Download or read book The Chick and the Dead written by Carla Valentine and published by St. Martin's Press. This book was released on 2017-06-13 with total page 302 pages. Available in PDF, EPUB and Kindle. Book excerpt: "Using the most common post-mortem process as the backbone of the narrative, [this book] takes the reader through the process of an autopsy while also describing the history and changing cultures of our relationship with the dead. The book [examines] what happens to our bodies in the end. Each chapter considers an aspect of an autopsy alongside an aspect of Carla's own life and work and touches on some of the more controversial aspects of our feelings towards death, including the relationship between sex and death and our attitudes toward human tissue collection"--

Book Philosophical Approaches to Literature

Download or read book Philosophical Approaches to Literature written by William E. Cain and published by Bucknell University Press. This book was released on 1984 with total page 268 pages. Available in PDF, EPUB and Kindle. Book excerpt: This volume presents eleven new essays that reveal how significant nineteenth-and twentieth-century writers have drawn from, and in some cases, opposed major trends in philosophy. Essays in this collection deal with Tennyson, Coleridge, Woolf, Faulkner, De Quincey, Beckett, romance as a genre, the state of contemporary literary theory as shaped by the writings of Wittgenstein, Ricoeur and Derrida, and other topics.

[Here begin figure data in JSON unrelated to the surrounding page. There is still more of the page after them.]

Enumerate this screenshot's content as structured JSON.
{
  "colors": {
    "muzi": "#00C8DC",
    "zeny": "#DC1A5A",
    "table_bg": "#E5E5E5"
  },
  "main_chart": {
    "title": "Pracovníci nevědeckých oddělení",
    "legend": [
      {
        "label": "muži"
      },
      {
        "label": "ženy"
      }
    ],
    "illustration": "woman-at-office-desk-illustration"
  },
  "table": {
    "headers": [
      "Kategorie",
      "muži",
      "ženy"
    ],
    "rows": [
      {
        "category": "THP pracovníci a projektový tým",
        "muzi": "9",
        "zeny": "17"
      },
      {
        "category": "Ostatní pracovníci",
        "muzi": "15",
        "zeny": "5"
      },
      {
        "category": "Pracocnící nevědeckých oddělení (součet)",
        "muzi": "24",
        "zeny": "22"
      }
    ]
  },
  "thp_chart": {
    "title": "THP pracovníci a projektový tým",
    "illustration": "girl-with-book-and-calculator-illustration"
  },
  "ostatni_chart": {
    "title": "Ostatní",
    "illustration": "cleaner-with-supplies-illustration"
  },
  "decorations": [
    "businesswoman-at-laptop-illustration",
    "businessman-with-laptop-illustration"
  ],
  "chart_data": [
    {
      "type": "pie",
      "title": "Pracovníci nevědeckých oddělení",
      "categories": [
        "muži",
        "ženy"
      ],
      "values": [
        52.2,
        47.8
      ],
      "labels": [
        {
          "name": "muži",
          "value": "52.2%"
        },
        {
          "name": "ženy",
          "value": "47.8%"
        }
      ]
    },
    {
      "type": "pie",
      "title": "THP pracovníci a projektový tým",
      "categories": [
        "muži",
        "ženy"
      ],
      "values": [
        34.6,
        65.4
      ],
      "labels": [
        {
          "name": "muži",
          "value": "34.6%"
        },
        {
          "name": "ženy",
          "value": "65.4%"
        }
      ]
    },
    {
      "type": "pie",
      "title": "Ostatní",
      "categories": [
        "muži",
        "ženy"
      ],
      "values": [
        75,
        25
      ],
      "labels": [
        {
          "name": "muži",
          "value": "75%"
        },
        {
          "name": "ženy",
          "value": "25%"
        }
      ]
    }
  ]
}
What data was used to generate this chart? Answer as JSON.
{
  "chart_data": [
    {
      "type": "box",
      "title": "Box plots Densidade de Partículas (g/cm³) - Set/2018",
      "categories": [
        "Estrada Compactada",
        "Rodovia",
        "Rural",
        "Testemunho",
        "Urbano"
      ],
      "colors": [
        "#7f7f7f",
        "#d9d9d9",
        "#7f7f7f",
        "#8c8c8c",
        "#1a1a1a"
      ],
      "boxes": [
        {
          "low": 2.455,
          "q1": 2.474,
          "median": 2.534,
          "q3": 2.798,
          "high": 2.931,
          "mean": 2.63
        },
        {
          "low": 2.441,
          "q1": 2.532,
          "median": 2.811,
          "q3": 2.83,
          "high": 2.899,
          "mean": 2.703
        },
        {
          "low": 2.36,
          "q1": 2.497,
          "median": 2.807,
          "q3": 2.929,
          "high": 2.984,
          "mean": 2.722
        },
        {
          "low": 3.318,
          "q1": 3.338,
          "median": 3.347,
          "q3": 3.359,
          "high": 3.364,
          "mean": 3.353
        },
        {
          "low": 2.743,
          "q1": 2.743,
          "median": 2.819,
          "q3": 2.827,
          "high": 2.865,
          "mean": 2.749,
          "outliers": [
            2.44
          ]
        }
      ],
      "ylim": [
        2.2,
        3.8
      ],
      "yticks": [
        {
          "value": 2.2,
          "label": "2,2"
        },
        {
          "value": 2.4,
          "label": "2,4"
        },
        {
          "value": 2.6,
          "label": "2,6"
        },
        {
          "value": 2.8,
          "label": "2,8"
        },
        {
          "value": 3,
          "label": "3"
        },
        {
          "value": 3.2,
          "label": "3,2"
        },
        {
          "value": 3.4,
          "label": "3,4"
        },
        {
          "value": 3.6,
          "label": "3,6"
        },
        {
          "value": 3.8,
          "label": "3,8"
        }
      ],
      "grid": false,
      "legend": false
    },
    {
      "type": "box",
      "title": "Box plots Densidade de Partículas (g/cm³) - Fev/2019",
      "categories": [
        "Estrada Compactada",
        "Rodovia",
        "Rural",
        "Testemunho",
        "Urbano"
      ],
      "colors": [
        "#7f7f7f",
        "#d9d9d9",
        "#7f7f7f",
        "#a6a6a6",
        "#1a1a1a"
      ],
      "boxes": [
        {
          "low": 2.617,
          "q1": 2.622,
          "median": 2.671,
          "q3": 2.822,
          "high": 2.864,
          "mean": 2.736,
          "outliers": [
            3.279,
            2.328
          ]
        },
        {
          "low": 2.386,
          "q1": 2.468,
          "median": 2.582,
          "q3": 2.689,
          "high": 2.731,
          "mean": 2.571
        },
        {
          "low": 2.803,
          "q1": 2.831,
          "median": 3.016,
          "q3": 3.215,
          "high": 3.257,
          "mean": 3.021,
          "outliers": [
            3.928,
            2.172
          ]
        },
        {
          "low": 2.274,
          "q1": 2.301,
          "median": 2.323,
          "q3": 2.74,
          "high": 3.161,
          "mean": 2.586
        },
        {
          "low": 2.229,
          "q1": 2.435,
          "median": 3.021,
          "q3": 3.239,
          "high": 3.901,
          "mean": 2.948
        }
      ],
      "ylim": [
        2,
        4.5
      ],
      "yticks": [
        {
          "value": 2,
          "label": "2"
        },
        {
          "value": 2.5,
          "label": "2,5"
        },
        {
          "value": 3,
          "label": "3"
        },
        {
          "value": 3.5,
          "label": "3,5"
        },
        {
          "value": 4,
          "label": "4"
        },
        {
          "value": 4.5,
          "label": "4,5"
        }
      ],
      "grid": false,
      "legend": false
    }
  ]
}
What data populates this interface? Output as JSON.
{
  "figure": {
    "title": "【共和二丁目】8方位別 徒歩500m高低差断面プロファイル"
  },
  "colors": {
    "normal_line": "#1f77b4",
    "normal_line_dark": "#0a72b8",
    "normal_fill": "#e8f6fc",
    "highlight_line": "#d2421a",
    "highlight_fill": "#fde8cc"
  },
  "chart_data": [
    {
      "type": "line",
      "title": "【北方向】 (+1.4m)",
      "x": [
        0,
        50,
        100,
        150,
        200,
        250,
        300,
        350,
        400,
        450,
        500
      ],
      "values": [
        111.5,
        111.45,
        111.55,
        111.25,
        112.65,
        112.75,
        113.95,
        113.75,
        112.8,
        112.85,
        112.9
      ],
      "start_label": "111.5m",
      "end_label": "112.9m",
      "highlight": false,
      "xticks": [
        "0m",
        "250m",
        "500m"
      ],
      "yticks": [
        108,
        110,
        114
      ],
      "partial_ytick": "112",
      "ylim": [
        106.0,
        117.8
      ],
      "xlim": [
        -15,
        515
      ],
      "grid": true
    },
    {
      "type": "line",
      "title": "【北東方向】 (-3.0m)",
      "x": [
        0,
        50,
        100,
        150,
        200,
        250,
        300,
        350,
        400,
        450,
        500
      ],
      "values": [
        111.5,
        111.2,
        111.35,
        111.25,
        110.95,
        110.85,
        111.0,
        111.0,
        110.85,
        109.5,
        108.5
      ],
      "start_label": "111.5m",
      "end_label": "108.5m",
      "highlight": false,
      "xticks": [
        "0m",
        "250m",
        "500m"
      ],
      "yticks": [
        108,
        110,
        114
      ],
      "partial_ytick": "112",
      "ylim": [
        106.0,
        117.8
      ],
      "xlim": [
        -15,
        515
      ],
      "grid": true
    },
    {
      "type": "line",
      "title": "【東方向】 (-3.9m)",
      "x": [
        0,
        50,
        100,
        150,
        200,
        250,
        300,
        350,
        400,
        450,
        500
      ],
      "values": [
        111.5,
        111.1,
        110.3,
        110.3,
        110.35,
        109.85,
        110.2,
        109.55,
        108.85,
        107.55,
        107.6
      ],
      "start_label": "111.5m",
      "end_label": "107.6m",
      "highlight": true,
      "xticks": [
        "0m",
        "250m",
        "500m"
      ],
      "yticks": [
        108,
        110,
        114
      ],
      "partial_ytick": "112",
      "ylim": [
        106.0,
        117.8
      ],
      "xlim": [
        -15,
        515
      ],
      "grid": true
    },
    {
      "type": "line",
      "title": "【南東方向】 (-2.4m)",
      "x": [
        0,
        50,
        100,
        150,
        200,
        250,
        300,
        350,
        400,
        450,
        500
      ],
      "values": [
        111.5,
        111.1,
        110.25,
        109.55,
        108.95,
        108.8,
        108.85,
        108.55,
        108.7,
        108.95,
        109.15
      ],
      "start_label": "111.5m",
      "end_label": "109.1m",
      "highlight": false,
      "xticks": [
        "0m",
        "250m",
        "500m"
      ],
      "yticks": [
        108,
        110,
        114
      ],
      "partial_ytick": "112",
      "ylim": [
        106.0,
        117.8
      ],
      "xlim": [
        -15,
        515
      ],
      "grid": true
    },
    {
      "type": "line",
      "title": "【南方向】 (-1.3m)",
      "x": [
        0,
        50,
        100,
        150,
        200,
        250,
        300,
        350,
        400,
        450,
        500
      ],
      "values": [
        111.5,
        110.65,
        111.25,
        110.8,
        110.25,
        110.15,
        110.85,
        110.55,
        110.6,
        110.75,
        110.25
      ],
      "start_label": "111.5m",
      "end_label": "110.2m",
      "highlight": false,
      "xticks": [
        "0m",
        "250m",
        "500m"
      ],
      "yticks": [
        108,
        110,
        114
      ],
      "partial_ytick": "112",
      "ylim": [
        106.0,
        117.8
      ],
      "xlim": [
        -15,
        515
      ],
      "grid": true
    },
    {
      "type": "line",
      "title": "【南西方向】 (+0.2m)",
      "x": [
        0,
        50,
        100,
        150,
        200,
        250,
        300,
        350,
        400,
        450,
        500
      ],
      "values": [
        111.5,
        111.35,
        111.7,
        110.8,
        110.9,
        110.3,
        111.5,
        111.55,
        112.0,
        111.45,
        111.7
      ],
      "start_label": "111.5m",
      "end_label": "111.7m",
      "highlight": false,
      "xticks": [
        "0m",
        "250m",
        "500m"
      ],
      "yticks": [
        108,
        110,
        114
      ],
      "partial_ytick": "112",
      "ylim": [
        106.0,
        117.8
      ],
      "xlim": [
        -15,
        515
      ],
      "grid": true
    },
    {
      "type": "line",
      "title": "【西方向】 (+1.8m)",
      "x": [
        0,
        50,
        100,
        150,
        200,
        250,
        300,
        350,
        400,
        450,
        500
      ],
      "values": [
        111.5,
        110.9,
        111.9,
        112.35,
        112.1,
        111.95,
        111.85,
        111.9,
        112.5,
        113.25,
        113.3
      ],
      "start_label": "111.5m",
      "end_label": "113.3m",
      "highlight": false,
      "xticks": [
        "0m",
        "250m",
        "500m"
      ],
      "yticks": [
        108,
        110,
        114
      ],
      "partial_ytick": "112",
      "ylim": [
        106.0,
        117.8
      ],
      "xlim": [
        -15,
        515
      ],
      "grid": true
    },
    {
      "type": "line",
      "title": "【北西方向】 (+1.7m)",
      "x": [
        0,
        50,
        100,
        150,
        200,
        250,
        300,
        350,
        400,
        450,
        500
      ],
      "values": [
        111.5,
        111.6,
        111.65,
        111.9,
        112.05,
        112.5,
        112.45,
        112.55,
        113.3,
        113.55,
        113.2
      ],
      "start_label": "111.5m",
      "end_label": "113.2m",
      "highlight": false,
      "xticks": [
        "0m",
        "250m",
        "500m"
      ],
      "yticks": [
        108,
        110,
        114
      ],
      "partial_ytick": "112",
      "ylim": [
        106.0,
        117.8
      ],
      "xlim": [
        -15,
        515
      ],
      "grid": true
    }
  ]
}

Book Oswaal ISC Question Bank Class 12 English 2   Chapterwise and Topicwise   Solved Papers   For Board Exams 2025

Download or read book Oswaal ISC Question Bank Class 12 English 2 Chapterwise and Topicwise Solved Papers For Board Exams 2025 written by Oswaal Editorial Board and published by Oswaal Books. This book was released on 2024-05-21 with total page 233 pages. Available in PDF, EPUB and Kindle. Book excerpt: Description of the Product: • 100% Updated: with Latest 2025 Syllabus & Fully Solved Board Specimen Paper • Timed Revision: with Topic wise Revision Notes & Smart Mind Maps • Extensive Practice: with 1500+ Questions & Self Assessment Papers • Concept Clarity: with 1000+ Concepts & Concept Videos • 100% Exam Readiness: with Previous Years’ Exam Question + MCQs

Book A Passion for This Earth

    Book Details:
  • Author : Michelle Benjamin
  • Publisher : Greystone Books
  • Release : 2009-07-01
  • ISBN : 1926685059
  • Pages : 241 pages

Download or read book A Passion for This Earth written by Michelle Benjamin and published by Greystone Books. This book was released on 2009-07-01 with total page 241 pages. Available in PDF, EPUB and Kindle. Book excerpt: David Suzuki's lifelong work as an environmentalist, naturalist, and scientist have influenced countless others in their fight to save the planet, 20 such devotees of them have contributed to this inspiring collection. These journalists, scientists, writers and environmentalists have taken their enthusiasm for Suzuki's philosophy and funneled it into their own personal recollections, manifestos, and essays: Rick Bass describes his love for the Yaak Valley in Montana; Richard Mabey takes readers to a moonlit May evening in Suffolk; David Helvarg tells us of a stirring seaside memory from his childhood. No matter what journey these writers take us on, the unifying theme of their work is always the same: a deep and abiding love of nature — inspired and shared by David Suzuki.